More Proof That Publish America Is Bad News for Writers
People who have seen me natter on in chat know that I am no fan of Publish America. While authors don't have to pay a fee to get published with Publish America, I think that in many cases, they would be better served by self-publishing, or yes, even going with a reputable vanity publisher, as that would give them more control over their book. Also, I think that a large number of their authors would be better served by working on their writing until it's just right and submitting it to legitimate agents or publishers instead.
On Sunday, the Washington Post published an article on Publish America
. This article appeared in their Bookworld section. While the article did include quotes from people on all sides of the issue, Publish America did not exactly come out smelling like roses.
If you're even considering signing up with Publish America, read the Washington Post article first. And after that experience, if you're still considering signing up with this company, read the rebuttal and ask yourself if you want to trust your book to these people. If that doesn't work, go out for a long walk to clear your head. Also, make yourself familiar with the PA thread on the Absolute Write message board.
Oh, there was also a somewhat more "pro-PA" (relatively speaking) article by AP reporter Hillel Italie, available here
. Even though this article was (in comparison) more positive, Publish America put up a rebuttal
, which had publishing industry professionals rolling in the aisles and some people calling their lawyers.

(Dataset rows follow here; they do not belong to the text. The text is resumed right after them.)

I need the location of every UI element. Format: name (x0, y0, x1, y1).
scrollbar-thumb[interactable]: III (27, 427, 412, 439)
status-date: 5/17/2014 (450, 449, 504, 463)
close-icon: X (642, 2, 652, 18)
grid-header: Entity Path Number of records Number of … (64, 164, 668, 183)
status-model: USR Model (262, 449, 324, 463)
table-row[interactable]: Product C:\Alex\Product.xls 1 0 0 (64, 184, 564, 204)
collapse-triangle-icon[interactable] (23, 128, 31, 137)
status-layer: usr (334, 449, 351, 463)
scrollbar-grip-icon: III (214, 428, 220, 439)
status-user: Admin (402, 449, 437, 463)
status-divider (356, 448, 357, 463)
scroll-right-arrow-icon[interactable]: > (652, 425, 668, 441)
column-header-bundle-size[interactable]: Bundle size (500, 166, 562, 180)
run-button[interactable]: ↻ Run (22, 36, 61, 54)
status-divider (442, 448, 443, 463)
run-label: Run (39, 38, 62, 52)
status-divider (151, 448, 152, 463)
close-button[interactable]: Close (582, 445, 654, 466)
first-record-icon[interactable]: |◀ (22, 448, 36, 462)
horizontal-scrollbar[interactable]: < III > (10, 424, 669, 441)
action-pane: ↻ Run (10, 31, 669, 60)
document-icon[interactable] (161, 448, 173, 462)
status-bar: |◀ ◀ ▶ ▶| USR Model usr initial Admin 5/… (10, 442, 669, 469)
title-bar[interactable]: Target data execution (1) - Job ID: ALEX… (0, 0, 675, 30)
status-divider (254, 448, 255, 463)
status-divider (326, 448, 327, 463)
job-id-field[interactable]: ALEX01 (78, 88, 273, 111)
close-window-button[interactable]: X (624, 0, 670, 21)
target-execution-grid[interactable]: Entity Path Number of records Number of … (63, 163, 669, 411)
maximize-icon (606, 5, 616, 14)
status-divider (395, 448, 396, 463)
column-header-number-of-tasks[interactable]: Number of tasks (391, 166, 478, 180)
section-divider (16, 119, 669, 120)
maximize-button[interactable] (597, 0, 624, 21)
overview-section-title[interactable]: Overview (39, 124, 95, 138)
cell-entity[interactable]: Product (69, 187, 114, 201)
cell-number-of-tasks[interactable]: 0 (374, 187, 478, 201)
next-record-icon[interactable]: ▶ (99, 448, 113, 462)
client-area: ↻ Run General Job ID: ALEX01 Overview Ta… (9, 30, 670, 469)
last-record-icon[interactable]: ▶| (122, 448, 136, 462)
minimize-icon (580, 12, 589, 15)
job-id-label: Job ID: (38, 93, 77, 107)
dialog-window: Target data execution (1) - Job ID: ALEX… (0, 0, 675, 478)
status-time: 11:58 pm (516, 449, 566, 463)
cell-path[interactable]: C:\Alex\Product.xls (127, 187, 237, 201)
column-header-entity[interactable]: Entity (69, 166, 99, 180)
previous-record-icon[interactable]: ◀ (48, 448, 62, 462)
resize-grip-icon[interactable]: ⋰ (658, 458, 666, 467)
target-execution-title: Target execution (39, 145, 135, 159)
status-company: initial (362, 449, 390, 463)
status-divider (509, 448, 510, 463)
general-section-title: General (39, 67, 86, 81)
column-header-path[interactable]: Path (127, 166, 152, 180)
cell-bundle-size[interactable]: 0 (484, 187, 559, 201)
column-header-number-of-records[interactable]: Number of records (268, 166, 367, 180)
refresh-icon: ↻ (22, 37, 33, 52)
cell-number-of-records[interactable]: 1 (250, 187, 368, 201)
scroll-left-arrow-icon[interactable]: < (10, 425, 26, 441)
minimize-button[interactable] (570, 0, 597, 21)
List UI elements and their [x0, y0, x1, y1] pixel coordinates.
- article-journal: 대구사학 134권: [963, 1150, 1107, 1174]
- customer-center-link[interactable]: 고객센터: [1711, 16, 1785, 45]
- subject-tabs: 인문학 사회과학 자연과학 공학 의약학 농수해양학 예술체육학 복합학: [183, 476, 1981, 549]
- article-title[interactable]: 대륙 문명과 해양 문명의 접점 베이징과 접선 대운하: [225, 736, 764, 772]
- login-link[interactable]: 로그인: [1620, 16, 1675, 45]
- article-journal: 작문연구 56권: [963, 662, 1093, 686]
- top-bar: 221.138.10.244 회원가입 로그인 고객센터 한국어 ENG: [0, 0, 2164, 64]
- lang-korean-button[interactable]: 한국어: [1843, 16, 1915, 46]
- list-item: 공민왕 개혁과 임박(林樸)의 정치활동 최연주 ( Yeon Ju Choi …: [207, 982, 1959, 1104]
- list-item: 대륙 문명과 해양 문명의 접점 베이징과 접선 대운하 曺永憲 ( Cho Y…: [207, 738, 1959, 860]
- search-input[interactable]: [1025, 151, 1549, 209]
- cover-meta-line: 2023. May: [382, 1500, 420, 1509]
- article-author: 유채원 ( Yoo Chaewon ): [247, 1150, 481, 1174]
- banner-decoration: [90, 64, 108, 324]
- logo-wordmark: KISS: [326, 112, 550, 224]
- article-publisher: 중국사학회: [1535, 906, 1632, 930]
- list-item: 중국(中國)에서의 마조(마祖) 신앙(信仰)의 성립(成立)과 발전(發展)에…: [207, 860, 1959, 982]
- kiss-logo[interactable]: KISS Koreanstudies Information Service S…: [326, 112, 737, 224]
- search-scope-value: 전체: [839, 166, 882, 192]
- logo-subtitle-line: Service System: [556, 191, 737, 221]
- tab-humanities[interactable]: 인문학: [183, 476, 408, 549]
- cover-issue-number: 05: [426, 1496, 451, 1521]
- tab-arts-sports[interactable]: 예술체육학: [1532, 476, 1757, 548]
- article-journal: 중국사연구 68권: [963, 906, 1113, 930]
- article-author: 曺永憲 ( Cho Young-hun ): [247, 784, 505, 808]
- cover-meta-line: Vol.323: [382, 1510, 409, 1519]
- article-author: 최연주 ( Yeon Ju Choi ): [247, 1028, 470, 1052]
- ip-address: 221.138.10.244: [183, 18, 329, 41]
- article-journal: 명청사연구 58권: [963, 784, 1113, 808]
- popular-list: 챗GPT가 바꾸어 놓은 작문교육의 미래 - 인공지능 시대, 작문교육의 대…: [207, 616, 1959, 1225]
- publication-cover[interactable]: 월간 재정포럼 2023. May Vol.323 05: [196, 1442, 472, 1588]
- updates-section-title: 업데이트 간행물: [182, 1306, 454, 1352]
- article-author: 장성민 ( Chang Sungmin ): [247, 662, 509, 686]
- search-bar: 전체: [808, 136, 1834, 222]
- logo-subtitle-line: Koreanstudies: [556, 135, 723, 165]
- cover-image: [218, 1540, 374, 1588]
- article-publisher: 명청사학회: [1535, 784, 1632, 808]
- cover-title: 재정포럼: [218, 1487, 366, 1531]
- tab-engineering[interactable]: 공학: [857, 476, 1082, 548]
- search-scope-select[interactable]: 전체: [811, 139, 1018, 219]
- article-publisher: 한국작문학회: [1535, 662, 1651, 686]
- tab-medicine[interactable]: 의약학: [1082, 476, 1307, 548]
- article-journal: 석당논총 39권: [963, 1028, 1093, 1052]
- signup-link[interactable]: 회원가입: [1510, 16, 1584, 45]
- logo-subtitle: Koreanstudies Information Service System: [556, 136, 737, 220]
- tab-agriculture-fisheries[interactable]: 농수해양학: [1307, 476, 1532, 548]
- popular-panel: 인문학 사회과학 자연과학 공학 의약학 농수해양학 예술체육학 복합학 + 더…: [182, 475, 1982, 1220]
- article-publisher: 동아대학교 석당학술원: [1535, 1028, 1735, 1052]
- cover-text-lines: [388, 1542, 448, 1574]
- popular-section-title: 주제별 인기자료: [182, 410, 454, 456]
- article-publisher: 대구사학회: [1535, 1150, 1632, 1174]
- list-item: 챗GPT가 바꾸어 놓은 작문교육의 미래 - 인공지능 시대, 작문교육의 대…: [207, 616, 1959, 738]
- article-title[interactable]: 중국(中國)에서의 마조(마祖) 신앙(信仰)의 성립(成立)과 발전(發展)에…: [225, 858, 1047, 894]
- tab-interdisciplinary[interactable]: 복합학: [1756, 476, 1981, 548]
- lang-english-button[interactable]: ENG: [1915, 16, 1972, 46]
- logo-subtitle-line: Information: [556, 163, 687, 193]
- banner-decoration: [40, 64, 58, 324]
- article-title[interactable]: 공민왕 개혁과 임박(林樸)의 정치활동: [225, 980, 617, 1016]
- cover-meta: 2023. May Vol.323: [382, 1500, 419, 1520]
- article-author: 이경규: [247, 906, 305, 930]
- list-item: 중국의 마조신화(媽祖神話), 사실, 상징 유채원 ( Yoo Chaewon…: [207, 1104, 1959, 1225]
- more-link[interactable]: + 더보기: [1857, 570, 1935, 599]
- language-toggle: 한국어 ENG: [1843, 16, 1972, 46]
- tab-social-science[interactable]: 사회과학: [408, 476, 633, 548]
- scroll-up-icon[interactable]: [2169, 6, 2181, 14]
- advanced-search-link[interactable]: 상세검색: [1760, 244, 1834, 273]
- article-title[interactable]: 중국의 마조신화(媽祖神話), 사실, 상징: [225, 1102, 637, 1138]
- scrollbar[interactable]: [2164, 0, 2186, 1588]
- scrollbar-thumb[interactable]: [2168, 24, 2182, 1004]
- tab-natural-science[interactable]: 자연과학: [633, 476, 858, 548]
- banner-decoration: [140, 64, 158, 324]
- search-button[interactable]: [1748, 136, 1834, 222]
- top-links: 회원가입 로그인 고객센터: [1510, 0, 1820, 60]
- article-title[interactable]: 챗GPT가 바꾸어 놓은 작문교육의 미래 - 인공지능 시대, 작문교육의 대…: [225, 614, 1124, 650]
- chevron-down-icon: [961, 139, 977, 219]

PA also put up a rebuttal to the Washington Post article, which you can read here
. They decided to title their rebuttal "Thank you for the national press attention!" Riiiight. This same weekend, a blizzard got national press attention, but I don't think many people equate blizzards with positive news! It should go without saying that this rebuttal is full of doo-doo.
Just a hint in case you misunderstand what PA is claiming about some of these authors. Their concept of "fraud" involves submitting a purposely bad manuscript to a publisher. This is not
fraud. If it were, I and several of my coworkers would be in jail now because of the wretched poem we submitted to Poetry.com. (It was so bad we would've gotten 20 years!) Publishers get bad manuscripts in the mail all the time. Real
publishers bother reading those submissions to find out which ones suck eggs.